18.6.24
in the soil
On a walk through town I see a pigeon dead on the kerb with no visible injury and then, between the road and the sea, a herring gull similarly dead, blood leaking out from beneath its beak presumably from the impact of its fall, the body and wings folded as if at peace. When I lived in Sicily I would see dead birds in the street all the time, the heat dropping them clean out of the sky – a swift, once, which never in its life should touch the mean earth – but heat cannot be it in this summer of ours. Bird flu, someone suggests, I don’t know. Away from the coast at the allotment the birds are all fine, the pigeons fat on fruit buds and brassicas and the equally fat slugs, a blackbird eying my moves as I dig up the broad beans to plant out borlotti, hoping for worms.
in the kitchen
I twice eat soggy-bread-and-tomato salads and entirely by coincidence spend a while discussing the particular texture that is used-to-be-crunchy-but-now-is-soggy found amongst other places in:
croutons in soup or well-dressed salad
buffalo wings
the little bits of potato left at the end of a roast dinner
katsu curry
escabeche of mackerel or mullet or sardine
a dish of deep-fried meatballs marinaded in sweet and sour onions I had in Sicily once
breakfast cereals of most kinds
friselle
or
a dunked biscuit
although this depends on personal dunking habits of course.
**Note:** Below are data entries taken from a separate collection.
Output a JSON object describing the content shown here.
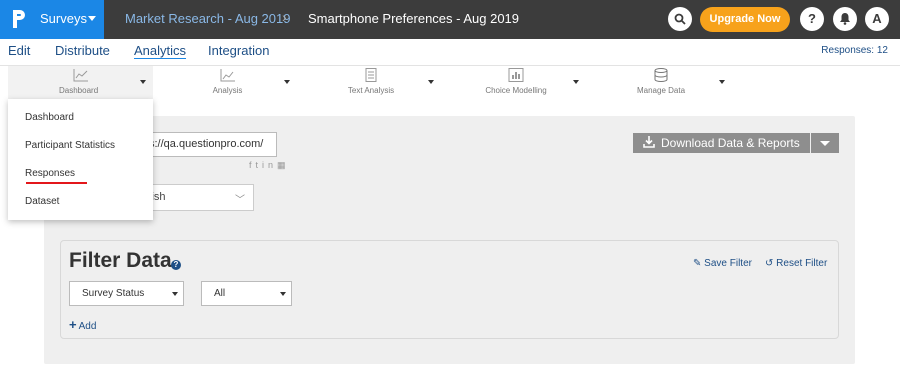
{
  "topbar": {
    "product_label": "Surveys",
    "breadcrumb_parent": "Market Research - Aug 2019",
    "breadcrumb_current": "Smartphone Preferences - Aug 2019",
    "upgrade_label": "Upgrade Now",
    "help_label": "?",
    "avatar_initial": "A",
    "colors": {
      "brand": "#1b87e6",
      "upgrade": "#f7a21b",
      "bar": "#3c3c3c"
    }
  },
  "nav": {
    "items": [
      {
        "label": "Edit"
      },
      {
        "label": "Distribute"
      },
      {
        "label": "Analytics"
      },
      {
        "label": "Integration"
      }
    ],
    "active": "Analytics",
    "responses_count": "Responses: 12"
  },
  "subnav": {
    "items": [
      {
        "label": "Dashboard",
        "icon": "line-chart-icon"
      },
      {
        "label": "Analysis",
        "icon": "chart-icon"
      },
      {
        "label": "Text Analysis",
        "icon": "document-icon"
      },
      {
        "label": "Choice Modelling",
        "icon": "bar-chart-icon"
      },
      {
        "label": "Manage Data",
        "icon": "database-icon"
      }
    ]
  },
  "dropdown": {
    "items": [
      {
        "label": "Dashboard"
      },
      {
        "label": "Participant Statistics"
      },
      {
        "label": "Responses"
      },
      {
        "label": "Dataset"
      }
    ],
    "highlighted": "Responses"
  },
  "main": {
    "survey_url": "s://qa.questionpro.com/",
    "share_icons": [
      "facebook-icon",
      "twitter-icon",
      "linkedin-icon",
      "qr-code-icon"
    ],
    "language_value": "lish",
    "download_label": "Download Data & Reports"
  },
  "filter": {
    "title": "Filter Data",
    "save_label": "Save Filter",
    "reset_label": "Reset Filter",
    "status_select": "Survey Status",
    "value_select": "All",
    "add_label": "Add"
  }
}
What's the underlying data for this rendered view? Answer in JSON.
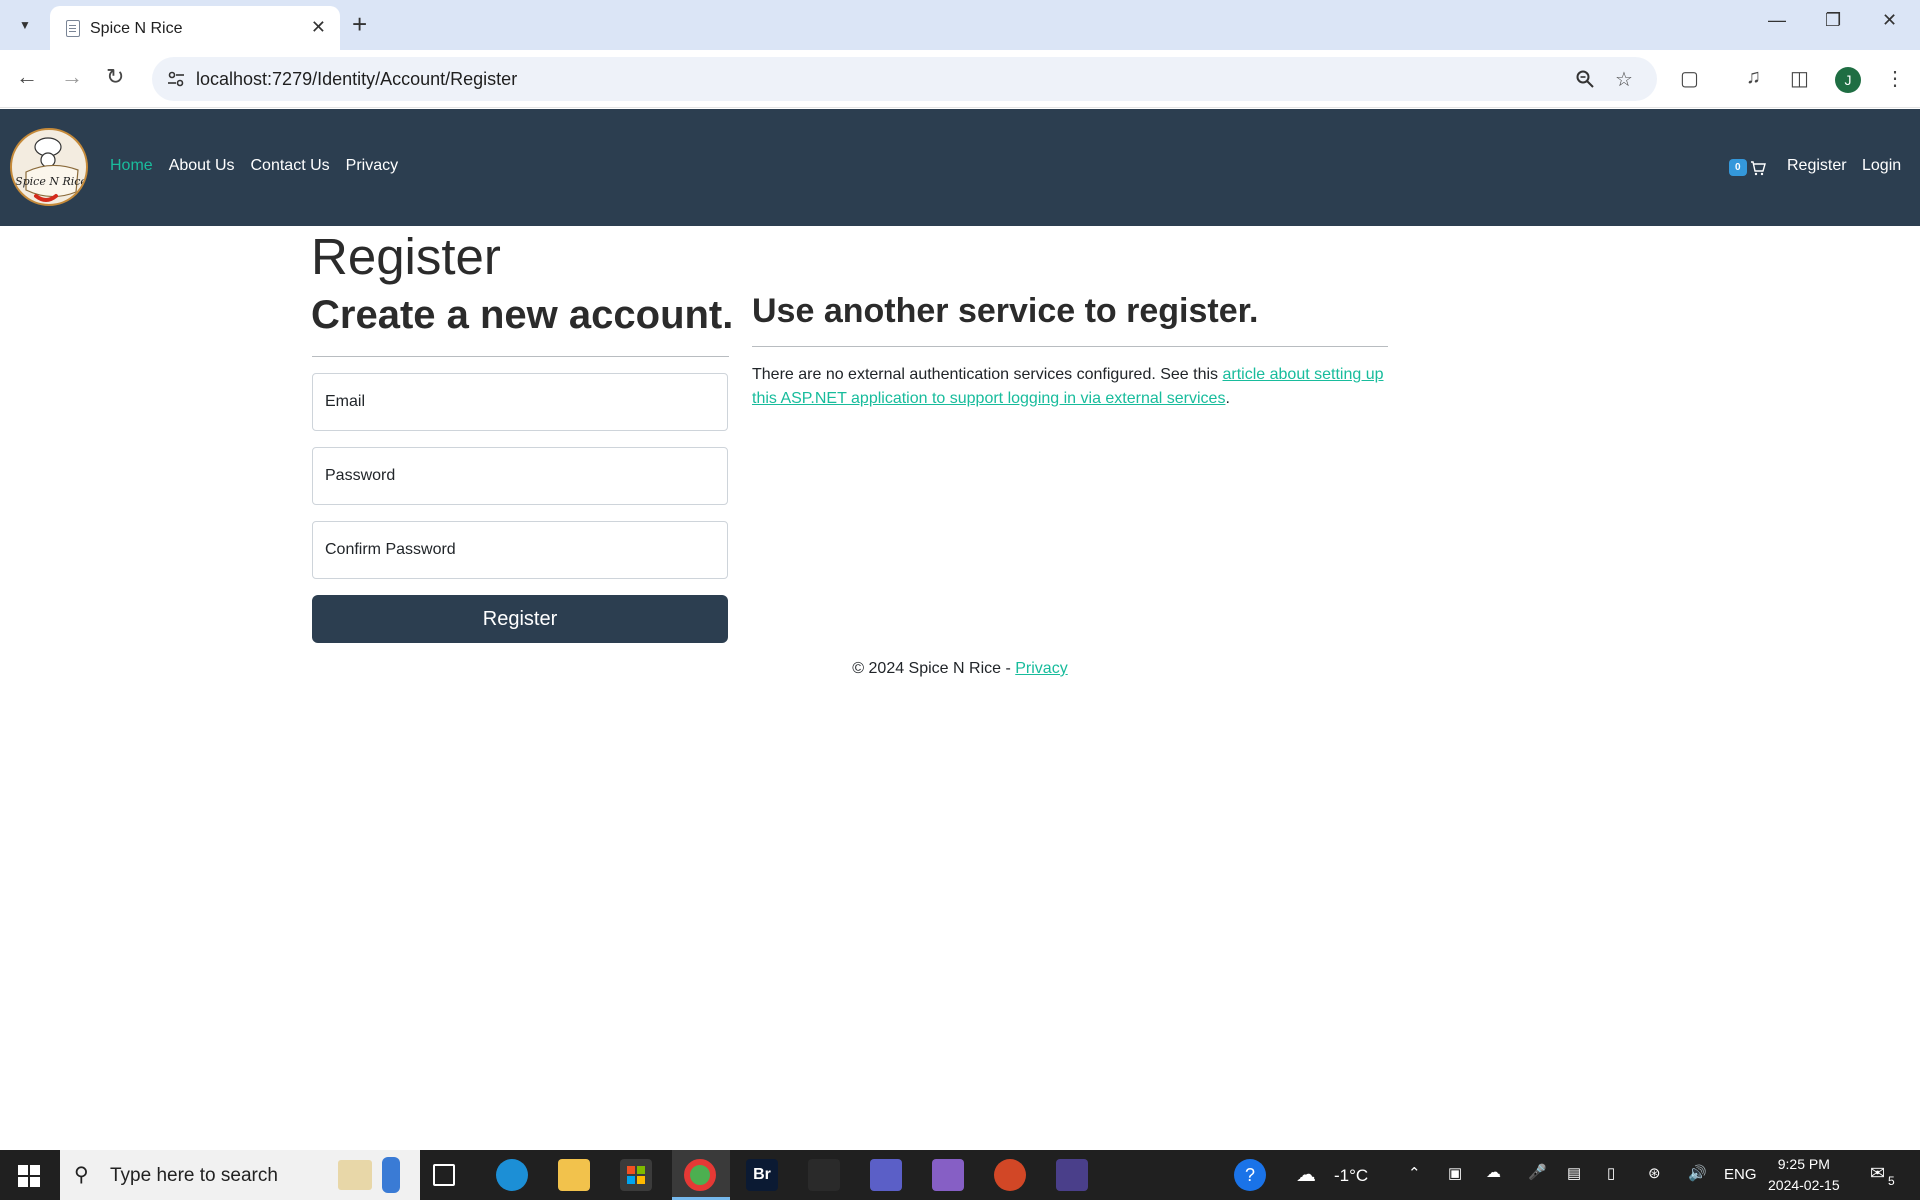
{
  "browser": {
    "tab_title": "Spice N Rice",
    "url": "localhost:7279/Identity/Account/Register",
    "profile_initial": "J"
  },
  "navbar": {
    "links": [
      "Home",
      "About Us",
      "Contact Us",
      "Privacy"
    ],
    "active_link": "Home",
    "cart_count": "0",
    "register": "Register",
    "login": "Login",
    "logo_text": "Spice N Rice"
  },
  "page": {
    "title": "Register",
    "subtitle": "Create a new account.",
    "fields": {
      "email": "Email",
      "password": "Password",
      "confirm_password": "Confirm Password"
    },
    "register_button": "Register",
    "external": {
      "heading": "Use another service to register.",
      "text_before": "There are no external authentication services configured. See this ",
      "link_text": "article about setting up this ASP.NET application to support logging in via external services",
      "text_after": "."
    }
  },
  "footer": {
    "copyright": "© 2024 Spice N Rice - ",
    "privacy": "Privacy"
  },
  "taskbar": {
    "search_placeholder": "Type here to search",
    "weather": "-1°C",
    "language": "ENG",
    "time": "9:25 PM",
    "date": "2024-02-15",
    "notifications": "5"
  },
  "colors": {
    "navbar_bg": "#2c3e50",
    "accent": "#18bc9c",
    "badge": "#3498db"
  }
}
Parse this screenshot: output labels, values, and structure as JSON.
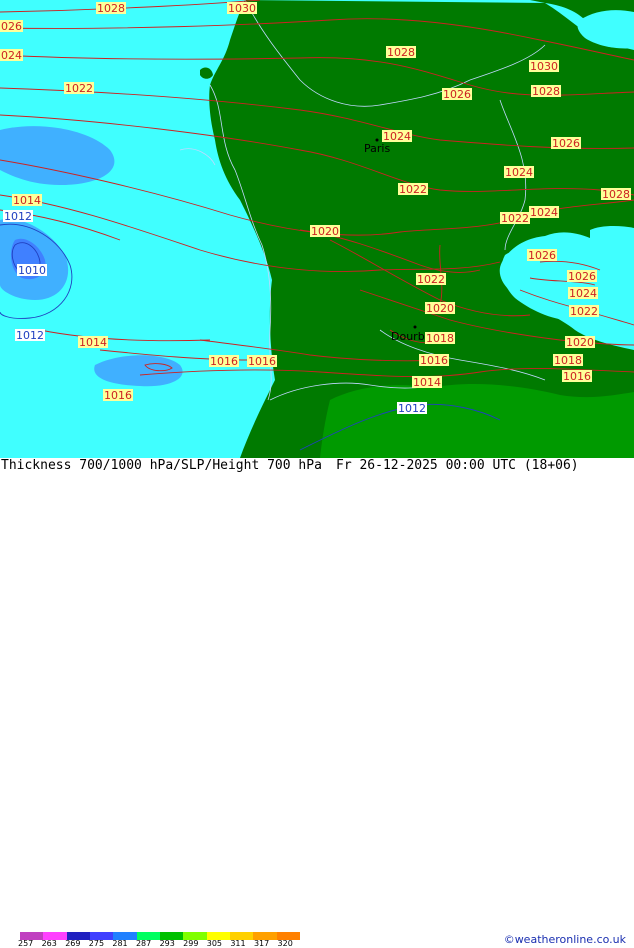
{
  "header": {
    "title": "Thickness 700/1000 hPa/SLP/Height 700 hPa",
    "valid_time": "Fr 26-12-2025 00:00 UTC (18+06)",
    "credit": "©weatheronline.co.uk"
  },
  "legend": {
    "ticks": [
      "257",
      "263",
      "269",
      "275",
      "281",
      "287",
      "293",
      "299",
      "305",
      "311",
      "317",
      "320"
    ],
    "colors": [
      "#c040c0",
      "#ff40ff",
      "#2020c0",
      "#4040ff",
      "#2080ff",
      "#00ff60",
      "#00c000",
      "#80ff00",
      "#ffff00",
      "#ffd000",
      "#ffa000",
      "#ff8000"
    ]
  },
  "map": {
    "colors": {
      "sea_cyan": "#40ffff",
      "low_blue": "#40b0ff",
      "lower_blue": "#4080ff",
      "land_dark_green": "#007a00",
      "land_green": "#009a00",
      "isobar": "#cc2222",
      "isobar_blue": "#2040c0",
      "label_box": "#ffff99"
    },
    "cities": [
      {
        "name": "Paris"
      },
      {
        "name": "Dourbies"
      }
    ],
    "isobar_labels": [
      {
        "text": "1028"
      },
      {
        "text": "1030"
      },
      {
        "text": "026"
      },
      {
        "text": "024"
      },
      {
        "text": "1022"
      },
      {
        "text": "1028"
      },
      {
        "text": "1030"
      },
      {
        "text": "1026"
      },
      {
        "text": "1028"
      },
      {
        "text": "1024"
      },
      {
        "text": "1026"
      },
      {
        "text": "1028"
      },
      {
        "text": "1014"
      },
      {
        "text": "1012"
      },
      {
        "text": "1022"
      },
      {
        "text": "1024"
      },
      {
        "text": "1022"
      },
      {
        "text": "1024"
      },
      {
        "text": "1020"
      },
      {
        "text": "1010"
      },
      {
        "text": "1026"
      },
      {
        "text": "1022"
      },
      {
        "text": "1026"
      },
      {
        "text": "1024"
      },
      {
        "text": "1020"
      },
      {
        "text": "1022"
      },
      {
        "text": "1012"
      },
      {
        "text": "1014"
      },
      {
        "text": "1018"
      },
      {
        "text": "1020"
      },
      {
        "text": "1016"
      },
      {
        "text": "1016"
      },
      {
        "text": "1016"
      },
      {
        "text": "1018"
      },
      {
        "text": "1016"
      },
      {
        "text": "1016"
      },
      {
        "text": "1014"
      },
      {
        "text": "1012"
      }
    ]
  }
}
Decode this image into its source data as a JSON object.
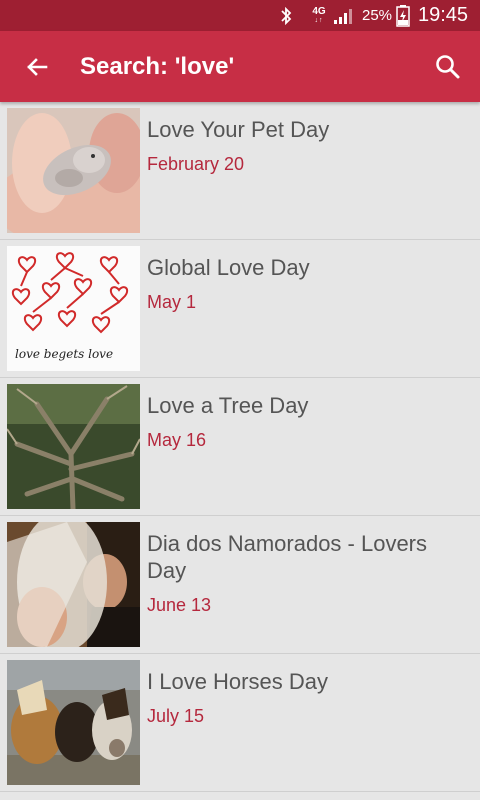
{
  "status_bar": {
    "network": "4G",
    "battery_percent": "25%",
    "time": "19:45",
    "icons": [
      "bluetooth-icon",
      "network-arrows-icon",
      "signal-icon",
      "battery-charging-icon"
    ]
  },
  "app_bar": {
    "title": "Search: 'love'",
    "back_icon": "arrow-left-icon",
    "search_icon": "search-icon"
  },
  "results": [
    {
      "title": "Love Your Pet Day",
      "date": "February 20"
    },
    {
      "title": "Global Love Day",
      "date": "May 1",
      "image_text": "love begets love"
    },
    {
      "title": "Love a Tree Day",
      "date": "May 16"
    },
    {
      "title": "Dia dos Namorados - Lovers Day",
      "date": "June 13"
    },
    {
      "title": "I Love Horses Day",
      "date": "July 15"
    }
  ],
  "colors": {
    "status_bar": "#9e1f32",
    "app_bar": "#c72e45",
    "date_text": "#b5283d",
    "background": "#e6e6e6"
  }
}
In Italy most biscuits are (by design) hard enough to absolutely require a soak in coffee or hot milk before eating, like sweet hard tack. I like to take a Hobnob, say, and immerse it in cold milk until the bubbles stop rising.
on the page
Hugh Corcoran’s Two Dozen Eggs is a remarkable little thing, twenty-four small treasures to work your way through. With its neat recipe at the end of each story, vague enough to inspire, it feels and looks rather like a return to some lost and romantic mode of food writing, although it isn’t food writing at all really, despite its recipes and its restaurateurs and dish-washers and chefs but something new, exactly as its subtitle has it, pocket stories for cooks.